Retrenchments remained low at 3,540 or 1.4 per 1,000 employees, decreasing slightly from 3,590 in Q1.
Retrenchments rose in information and communications, as well as financial and insurance services. But MOM noted that these sectors are “more dynamic in nature” and remain top hirers, based on vacancies.
Reorganisation or restructuring (67 per cent) remained the main reason for retrenchments. Fewer retrenchments were due to poor business or business failures (16 per cent), cost concerns (14.3 per cent), or a recession or downturn in the industry (5.4 per cent).

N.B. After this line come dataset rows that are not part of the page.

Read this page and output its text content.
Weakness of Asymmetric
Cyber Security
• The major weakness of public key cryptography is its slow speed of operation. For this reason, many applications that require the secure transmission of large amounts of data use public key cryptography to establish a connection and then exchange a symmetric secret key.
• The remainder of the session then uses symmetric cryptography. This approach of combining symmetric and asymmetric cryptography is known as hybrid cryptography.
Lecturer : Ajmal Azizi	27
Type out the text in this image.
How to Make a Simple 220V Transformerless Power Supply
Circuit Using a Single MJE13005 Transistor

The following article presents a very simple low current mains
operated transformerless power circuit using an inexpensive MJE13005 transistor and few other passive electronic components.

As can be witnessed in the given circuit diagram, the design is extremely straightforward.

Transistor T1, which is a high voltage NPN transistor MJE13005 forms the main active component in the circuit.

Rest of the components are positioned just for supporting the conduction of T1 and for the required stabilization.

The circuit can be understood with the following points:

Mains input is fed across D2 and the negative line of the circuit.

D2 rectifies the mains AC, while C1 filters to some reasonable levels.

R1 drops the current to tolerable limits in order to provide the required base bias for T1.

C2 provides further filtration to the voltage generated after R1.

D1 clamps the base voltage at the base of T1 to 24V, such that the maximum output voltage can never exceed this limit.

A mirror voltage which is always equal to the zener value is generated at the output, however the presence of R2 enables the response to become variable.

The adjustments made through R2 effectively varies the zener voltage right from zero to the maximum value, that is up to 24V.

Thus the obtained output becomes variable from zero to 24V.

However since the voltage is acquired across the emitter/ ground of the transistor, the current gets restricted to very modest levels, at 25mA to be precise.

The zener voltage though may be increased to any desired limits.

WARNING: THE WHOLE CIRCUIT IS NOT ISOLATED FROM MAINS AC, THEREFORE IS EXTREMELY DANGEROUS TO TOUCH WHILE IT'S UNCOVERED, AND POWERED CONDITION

The resident re-entry rate into employment, within six months of retrenchment, dipped to 56.3 per cent from 60.6 per cent in Q1, led by non-professionals, managers, executives and technicians.
In a Facebook post, Yeo Wan Ling, National Trades Union Congress director for the U SME and U Women & Family units, warned of a continued need to keep a close watch on this decline, even as the overall labour market remained resilient.
For those retrenched 12 months ago, the re-entry rate was higher at 71.2 per cent, suggesting a longer job search.
Given the “pretty stable” vacancy numbers, this could be due to their preferences rather than a lack of available jobs, said MOM.
Looking ahead, uncertainty is expected to slow hiring and moderate wage growth, particularly in outward-oriented sectors, said MOM. Meanwhile, retrenchments “may rise modestly but remain low”.
“Overall, the labour market remains on a stable footing, though early signs of easing point to more selective growth in the months ahead,” the ministry said. It expects the EDI to fall, with a gradual shift from broad-based to more sector-driven employment growth.
Domestic industries may be “more stable”, while growth for outward-oriented ones could ease, said Dr Tan. But shifts will not be significant immediately, and the government is preparing for changes ahead, particularly from the last quarter. This is why the Graduate Industry Traineeships (Grit) programme will begin in October, he said.
But providing traineeships that run too long could lead to “cannibalising” workers’ job searches, he said. Grit is thus coupled with other initiatives such as career fairs, to provide “broad-based support”.
Dr Tan also pointed to the strength of private-public collaborations, noting the memorandum of understanding signed by CapitaLand and Workforce Singapore on Wednesday, to invest S$7 million to drive workforce transformation through artificial intelligence and workforce agility.
He said: “If, in the first quarter of 2026, things continue to worsen, we have drawer plans in place that we will activate to support Singaporeans.”